Nas eleições de 2014 no Brasil tivemos outra plataforma que saiu de dentro da estrutura de um dos partidos polarizadores e buscou se introduzir na disputa eleitoral, obtendo um desempenho importante, com a célebre chapa formada por Eduardo Campos e Marina Silva, ambos do PSB, partido que até então era um aliado de primeira hora do PT. Essa candidatura obteve razoável êxito, mas ainda sim insuficiente para se diferenciar de uma plataforma Social-Democrata, representada pela candidatura do PT e de outra Social Liberal, representada pelo PSDB. Apesar de competitiva por motivos advindos do contexto daquela eleição, o fato é que a mais promissora candidatura da chamada terceira via no Brasil não encontrou eco no eleitorado pela baixa diferenciação.
Hoje Bolsonaro e Lula são vistos como faces totalmente opostas da mesma moeda. Polos extremos em disputa. É verdade que para ser eleito em 2002 e quando teve de governar, esse mesmo PT foi obrigado a caminhar para o Centro para se aliar a partidos de centro e de direita no Congresso Nacional. Mas também é verdade que o PT, sob gestão da deputada Gleise Hoffmann e após o Impeachment da ex-presidente Dilma Rousseff, apostou na radicalização do seu discurso, levando o PT a estar mais próximo de seus parceiros tradicionais à esquerda.
Bolsonaro, pelo contrário, se postou como um candidato de direita, podendo ser moderado por uma plataforma pragmática de liberalismo ortodoxo na economia. Mas após ser eleito Bolsonaro apostou na radicalização do seu discurso à direita, o que o diferiu do PT, pois o presidente não encontrou eco em aliados tradicionais, nem sequer em uma terceira via que acreditasse em sua plataforma econômica, pois o sistema partidário brasileiro não abriga candidaturas no polo extremo à direita (apesar de abrigar no polo extremo à esquerda).
A possibilidade de ter Geraldo Alckmin como vice representa para o PT e para Lula não apenas uma ponte para conversar com setores mais ao centro e à direita do espectro político (setores esses que caminharam como o PSDB na oposição ao PT). Representa também que não se tem como chamar a chapa Lula-Alckmin de extrema do ponto de vista ideológico.
Alckmin, conhecido por aliados como “picolé de chuchu”, por seu discurso técnico, personalidade reservada e pensamento conservador, simbolizando o retorno do PT ao centro do espectro político.

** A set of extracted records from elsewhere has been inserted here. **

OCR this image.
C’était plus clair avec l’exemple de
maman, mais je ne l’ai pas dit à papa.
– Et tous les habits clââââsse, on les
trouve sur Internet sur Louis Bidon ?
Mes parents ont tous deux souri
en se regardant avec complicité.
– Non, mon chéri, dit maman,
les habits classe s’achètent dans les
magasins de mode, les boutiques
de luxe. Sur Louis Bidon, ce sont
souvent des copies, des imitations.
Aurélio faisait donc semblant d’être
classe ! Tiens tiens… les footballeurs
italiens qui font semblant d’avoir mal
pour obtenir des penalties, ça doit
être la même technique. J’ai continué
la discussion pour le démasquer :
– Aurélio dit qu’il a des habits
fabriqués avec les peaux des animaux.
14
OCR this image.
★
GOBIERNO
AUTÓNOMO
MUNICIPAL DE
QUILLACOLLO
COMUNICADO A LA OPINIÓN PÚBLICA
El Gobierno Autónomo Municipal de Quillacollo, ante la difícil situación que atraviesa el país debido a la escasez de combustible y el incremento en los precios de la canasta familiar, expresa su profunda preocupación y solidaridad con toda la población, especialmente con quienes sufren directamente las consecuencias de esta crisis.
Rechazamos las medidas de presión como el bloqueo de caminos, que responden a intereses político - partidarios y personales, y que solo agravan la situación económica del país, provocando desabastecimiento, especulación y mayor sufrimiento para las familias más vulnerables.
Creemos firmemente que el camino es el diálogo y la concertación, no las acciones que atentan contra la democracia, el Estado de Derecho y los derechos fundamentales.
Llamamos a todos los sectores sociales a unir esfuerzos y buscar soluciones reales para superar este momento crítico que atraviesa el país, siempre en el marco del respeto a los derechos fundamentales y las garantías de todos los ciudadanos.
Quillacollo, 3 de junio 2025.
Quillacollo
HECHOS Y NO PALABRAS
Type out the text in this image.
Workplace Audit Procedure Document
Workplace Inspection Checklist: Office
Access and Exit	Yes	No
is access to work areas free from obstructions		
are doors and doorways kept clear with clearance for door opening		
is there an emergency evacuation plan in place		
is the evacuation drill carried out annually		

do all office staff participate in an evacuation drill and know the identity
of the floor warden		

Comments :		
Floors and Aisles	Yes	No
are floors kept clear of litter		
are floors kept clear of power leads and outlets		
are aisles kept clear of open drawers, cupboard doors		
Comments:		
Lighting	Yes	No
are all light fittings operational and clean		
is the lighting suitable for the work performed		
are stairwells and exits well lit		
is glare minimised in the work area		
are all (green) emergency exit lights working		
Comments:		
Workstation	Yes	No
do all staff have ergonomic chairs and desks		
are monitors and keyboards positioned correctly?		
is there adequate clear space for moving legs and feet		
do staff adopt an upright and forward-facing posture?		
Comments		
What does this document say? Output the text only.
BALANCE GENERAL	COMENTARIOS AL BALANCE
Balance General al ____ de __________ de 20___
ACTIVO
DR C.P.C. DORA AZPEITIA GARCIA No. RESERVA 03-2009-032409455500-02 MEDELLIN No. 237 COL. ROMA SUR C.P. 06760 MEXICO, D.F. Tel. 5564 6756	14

São dois coelhos com uma cajadada só! Por um lado a polarização entre direita e esquerda parecia ser a tônica do debate, no entanto, o que se configura é uma polarização de Centro (pelo arco de alianças que o PT terá) e Direita, o que torna a sua chapa extremamente atrativa para o grosso do sistema político fisiológico brasileiro. O mesmo não se pode dizer de Bolsonaro por ter feito o caminho inverso. Não será qualquer marqueteiro a conseguir tornar o atual presidente um candidato que possa agradar o centro político brasileiro (que via-de-regra é quem decide a eleição) ou dar acenos para uma possível moderação.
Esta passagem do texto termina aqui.